Il sera amputé le 4 et s’éteindra le lendemain. Un de ses jeunes frères, Louison, a pu l’assister dans ses derniers instants (Mermoz était allé le chercher à Marrakech où le jeune homme effectuait son service militaire).
Didier Daurat lui remettra la légion d’honneur à titre posthume.
Quelques décennies plus tard, un autre hommage, cinématographique cette fois, lui sera rendu. Le drame sera évoqué dans une série télévisée de 1980 réalisée par Gilles Grangier, « L’Aéropostale, courrier du ciel ». Avec l’acteur Robert Etcheverry dans le rôle de Léopold Gourp.

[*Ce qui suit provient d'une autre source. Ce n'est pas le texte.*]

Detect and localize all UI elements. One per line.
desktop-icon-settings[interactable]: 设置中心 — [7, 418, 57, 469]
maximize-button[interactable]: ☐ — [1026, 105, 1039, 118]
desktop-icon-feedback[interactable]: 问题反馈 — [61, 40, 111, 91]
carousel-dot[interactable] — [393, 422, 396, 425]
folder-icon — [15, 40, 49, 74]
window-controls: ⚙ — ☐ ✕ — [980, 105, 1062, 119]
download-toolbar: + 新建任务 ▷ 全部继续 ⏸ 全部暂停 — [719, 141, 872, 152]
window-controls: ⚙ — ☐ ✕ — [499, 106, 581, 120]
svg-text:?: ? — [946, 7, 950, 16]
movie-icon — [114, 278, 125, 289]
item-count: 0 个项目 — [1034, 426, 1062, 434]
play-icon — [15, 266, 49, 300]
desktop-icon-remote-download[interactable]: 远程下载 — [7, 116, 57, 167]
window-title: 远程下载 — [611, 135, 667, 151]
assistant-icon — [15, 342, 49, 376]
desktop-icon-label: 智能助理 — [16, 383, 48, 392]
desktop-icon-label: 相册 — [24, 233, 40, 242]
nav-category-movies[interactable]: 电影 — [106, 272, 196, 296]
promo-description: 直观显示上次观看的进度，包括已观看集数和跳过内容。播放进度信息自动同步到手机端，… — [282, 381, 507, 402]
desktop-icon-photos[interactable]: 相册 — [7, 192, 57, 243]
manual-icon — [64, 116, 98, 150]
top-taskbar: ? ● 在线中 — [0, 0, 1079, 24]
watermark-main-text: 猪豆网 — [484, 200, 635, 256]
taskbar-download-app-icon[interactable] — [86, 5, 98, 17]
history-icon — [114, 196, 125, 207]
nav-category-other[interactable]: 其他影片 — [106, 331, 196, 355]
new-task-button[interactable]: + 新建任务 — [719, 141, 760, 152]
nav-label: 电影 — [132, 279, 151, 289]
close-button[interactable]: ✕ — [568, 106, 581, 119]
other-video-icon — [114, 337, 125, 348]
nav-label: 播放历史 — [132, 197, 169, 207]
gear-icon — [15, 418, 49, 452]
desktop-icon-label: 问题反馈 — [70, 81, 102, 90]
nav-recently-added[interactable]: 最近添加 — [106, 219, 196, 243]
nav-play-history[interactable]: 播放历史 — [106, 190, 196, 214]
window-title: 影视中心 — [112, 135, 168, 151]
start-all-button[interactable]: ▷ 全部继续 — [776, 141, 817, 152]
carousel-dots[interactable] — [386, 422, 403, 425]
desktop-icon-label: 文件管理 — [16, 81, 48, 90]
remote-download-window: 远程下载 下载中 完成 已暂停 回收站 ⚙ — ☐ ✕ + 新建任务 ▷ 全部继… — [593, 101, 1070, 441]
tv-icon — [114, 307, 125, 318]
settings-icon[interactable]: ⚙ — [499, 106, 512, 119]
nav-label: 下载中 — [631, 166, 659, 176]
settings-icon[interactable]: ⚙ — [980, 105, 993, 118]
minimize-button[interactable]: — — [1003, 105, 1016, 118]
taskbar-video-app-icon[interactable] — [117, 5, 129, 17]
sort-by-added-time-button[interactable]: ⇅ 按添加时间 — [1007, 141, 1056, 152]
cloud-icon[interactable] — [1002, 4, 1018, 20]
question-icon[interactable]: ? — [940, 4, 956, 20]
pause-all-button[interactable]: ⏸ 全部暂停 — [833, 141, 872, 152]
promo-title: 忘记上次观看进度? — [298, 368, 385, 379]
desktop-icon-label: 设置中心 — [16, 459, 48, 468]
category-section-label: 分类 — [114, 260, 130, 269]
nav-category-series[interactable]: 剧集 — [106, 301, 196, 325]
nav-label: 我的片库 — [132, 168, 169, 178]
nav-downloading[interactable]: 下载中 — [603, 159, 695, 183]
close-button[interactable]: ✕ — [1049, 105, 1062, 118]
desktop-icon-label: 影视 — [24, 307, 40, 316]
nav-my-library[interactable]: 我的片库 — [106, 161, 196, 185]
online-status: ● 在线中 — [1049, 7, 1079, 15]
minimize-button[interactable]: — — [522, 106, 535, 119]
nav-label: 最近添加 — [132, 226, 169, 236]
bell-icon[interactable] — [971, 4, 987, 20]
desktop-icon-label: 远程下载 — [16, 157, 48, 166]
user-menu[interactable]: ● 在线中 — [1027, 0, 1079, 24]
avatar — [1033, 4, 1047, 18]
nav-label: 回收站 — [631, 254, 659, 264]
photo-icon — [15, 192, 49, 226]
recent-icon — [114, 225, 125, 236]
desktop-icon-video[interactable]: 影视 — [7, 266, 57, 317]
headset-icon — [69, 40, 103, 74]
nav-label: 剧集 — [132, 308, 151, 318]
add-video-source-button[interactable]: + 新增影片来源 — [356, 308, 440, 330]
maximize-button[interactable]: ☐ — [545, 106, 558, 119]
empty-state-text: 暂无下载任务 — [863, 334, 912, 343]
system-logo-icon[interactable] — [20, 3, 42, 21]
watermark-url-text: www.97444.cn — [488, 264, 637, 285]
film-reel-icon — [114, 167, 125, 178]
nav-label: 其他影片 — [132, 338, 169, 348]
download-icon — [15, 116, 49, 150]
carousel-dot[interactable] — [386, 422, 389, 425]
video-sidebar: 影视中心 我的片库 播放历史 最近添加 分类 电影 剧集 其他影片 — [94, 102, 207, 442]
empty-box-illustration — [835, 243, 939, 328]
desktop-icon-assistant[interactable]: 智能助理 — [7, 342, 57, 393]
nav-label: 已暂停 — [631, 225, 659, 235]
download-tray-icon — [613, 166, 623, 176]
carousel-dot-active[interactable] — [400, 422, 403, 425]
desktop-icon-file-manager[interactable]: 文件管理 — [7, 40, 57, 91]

Et le courrier est quand même passé. Quelques jours après le drame, des pilotes sont venus rechercher les sacs. Les avions avaient été détruits, les dépouilles d’Henri Erable et de Lorenzo Pintado n’ont pas été retrouvées. Les lettres sont parvenues à leurs destinataires…
Rodolphe Pays
(1) Il demeure une incertitude dans le déroulement chronologique des faits. Il est aussi possible qu’Erable se soit posé en même temps que Gourp afin de récupérer le courrier. Il aurait alors aussitôt redécollé avant de considérer que la panne de l’avion de Gourp pouvait être plus importante que supposée et nécessitait sa présence. C’est lors de ce second atterrissage que la roue de son avion se serait brisée, entraînant le choc avec une aile de celui de Gourp.

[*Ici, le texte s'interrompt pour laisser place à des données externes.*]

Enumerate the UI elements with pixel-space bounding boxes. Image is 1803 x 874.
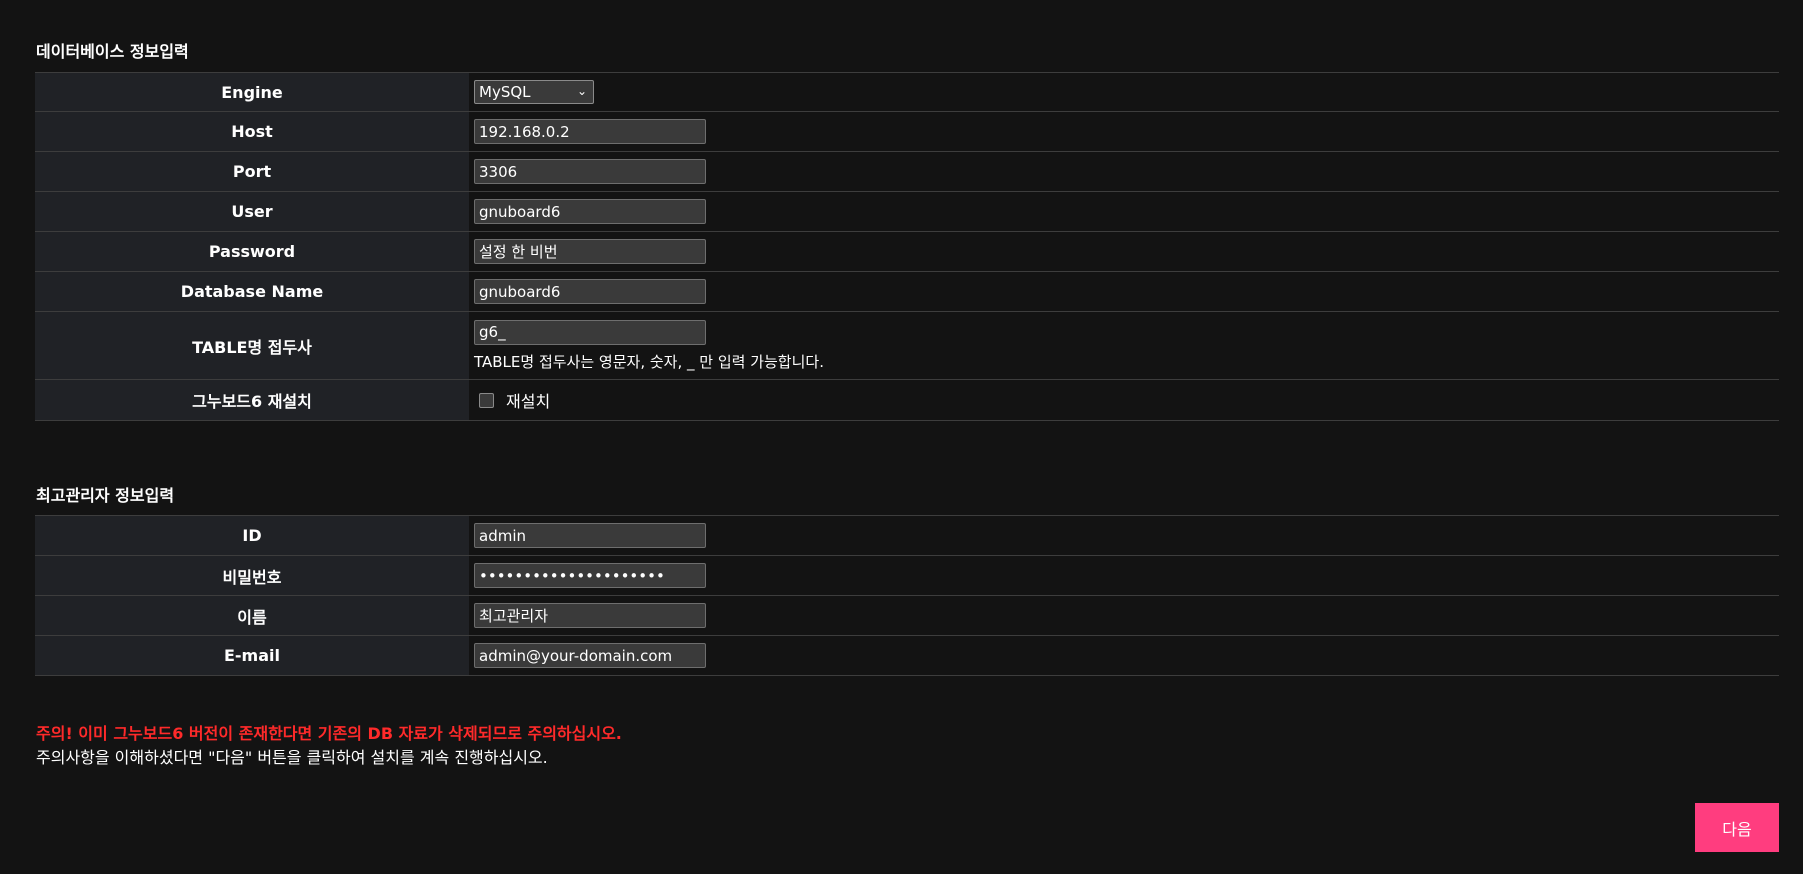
database-name-label: Database Name <box>35 271 469 312</box>
reinstall-label: 그누보드6 재설치 <box>35 379 469 421</box>
admin-id-input[interactable] <box>474 523 706 548</box>
user-input[interactable] <box>474 199 706 224</box>
admin-name-row: 이름 <box>35 595 1779 636</box>
warning-text: 주의! 이미 그누보드6 버전이 존재한다면 기존의 DB 자료가 삭제되므로 … <box>36 724 622 743</box>
reinstall-checkbox[interactable] <box>479 392 494 408</box>
host-input[interactable] <box>474 119 706 144</box>
admin-password-label: 비밀번호 <box>35 555 469 596</box>
admin-form-table: ID 비밀번호 이름 E-mail <box>35 515 1779 676</box>
table-prefix-label: TABLE명 접두사 <box>35 311 469 380</box>
table-prefix-help: TABLE명 접두사는 영문자, 숫자, _ 만 입력 가능합니다. <box>474 352 824 371</box>
port-label: Port <box>35 151 469 192</box>
admin-id-row: ID <box>35 515 1779 556</box>
database-name-row: Database Name <box>35 271 1779 312</box>
admin-email-label: E-mail <box>35 635 469 676</box>
chevron-down-icon: ⌄ <box>576 84 587 98</box>
admin-password-row: 비밀번호 <box>35 555 1779 596</box>
admin-name-input[interactable] <box>474 603 706 628</box>
engine-select[interactable]: MySQL ⌄ <box>474 80 594 104</box>
info-text: 주의사항을 이해하셨다면 "다음" 버튼을 클릭하여 설치를 계속 진행하십시오… <box>36 748 548 767</box>
host-label: Host <box>35 111 469 152</box>
database-section-title: 데이터베이스 정보입력 <box>36 42 189 61</box>
user-row: User <box>35 191 1779 232</box>
admin-email-row: E-mail <box>35 635 1779 676</box>
table-prefix-input[interactable] <box>474 319 706 345</box>
reinstall-option[interactable]: 재설치 <box>474 388 550 412</box>
db-password-row: Password <box>35 231 1779 272</box>
port-row: Port <box>35 151 1779 192</box>
admin-password-input[interactable] <box>474 563 706 588</box>
engine-label: Engine <box>35 72 469 112</box>
host-row: Host <box>35 111 1779 152</box>
db-password-label: Password <box>35 231 469 272</box>
admin-id-label: ID <box>35 515 469 556</box>
admin-email-input[interactable] <box>474 643 706 668</box>
user-label: User <box>35 191 469 232</box>
install-notice: 주의! 이미 그누보드6 버전이 존재한다면 기존의 DB 자료가 삭제되므로 … <box>36 722 622 770</box>
reinstall-checkbox-label[interactable]: 재설치 <box>506 388 550 412</box>
database-form-table: Engine MySQL ⌄ Host Port User <box>35 72 1779 421</box>
engine-row: Engine MySQL ⌄ <box>35 72 1779 112</box>
engine-selected-value: MySQL <box>479 83 531 101</box>
db-password-input[interactable] <box>474 239 706 264</box>
reinstall-row: 그누보드6 재설치 재설치 <box>35 379 1779 421</box>
install-page: 데이터베이스 정보입력 Engine MySQL ⌄ Host Port Us <box>0 0 1803 874</box>
admin-name-label: 이름 <box>35 595 469 636</box>
database-name-input[interactable] <box>474 279 706 304</box>
admin-section-title: 최고관리자 정보입력 <box>36 486 175 505</box>
next-button[interactable]: 다음 <box>1695 803 1779 852</box>
table-prefix-row: TABLE명 접두사 TABLE명 접두사는 영문자, 숫자, _ 만 입력 가… <box>35 311 1779 380</box>
port-input[interactable] <box>474 159 706 184</box>
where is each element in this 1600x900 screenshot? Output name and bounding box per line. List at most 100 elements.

Ville et Mermoz ont tenté de retrouver les pilotes
Deux pilotes de la CGEA, Eloi Ville et Jean Mermoz, ont été envoyés à la recherche de Gourp, Erable, Pintado et Ataf.
Lorsque Ville atterrit sans le savoir à proximité de l’endroit où gisent Erable et Pintado, il est attaqué par des Maures.
Mermoz, resté en l’air, assiste à la scène. Il pique sur les assaillants et réussit à les disperser. Il se pose alors en catastrophe et récupère Ville.
Mermoz sera marqué par cet épisode dramatique : c’est lui devait accompagner Gourp ce 11 novembre 1926 sur la liaison Casablanca-Dakar…
Bientôt un tableau
Le Musée de La Poste a demandé au peintre et dessinateur Jame’s Prunier de réaliser un tableau rappelant les faits et rendant hommage aux quatre hommes attaqués par les Maures.
Spécialiste de l’aviation, l’artiste a déjà peint une toile pour le musée – « Le passage » – évoquant l’aventure de la poste aérienne en Amérique latine.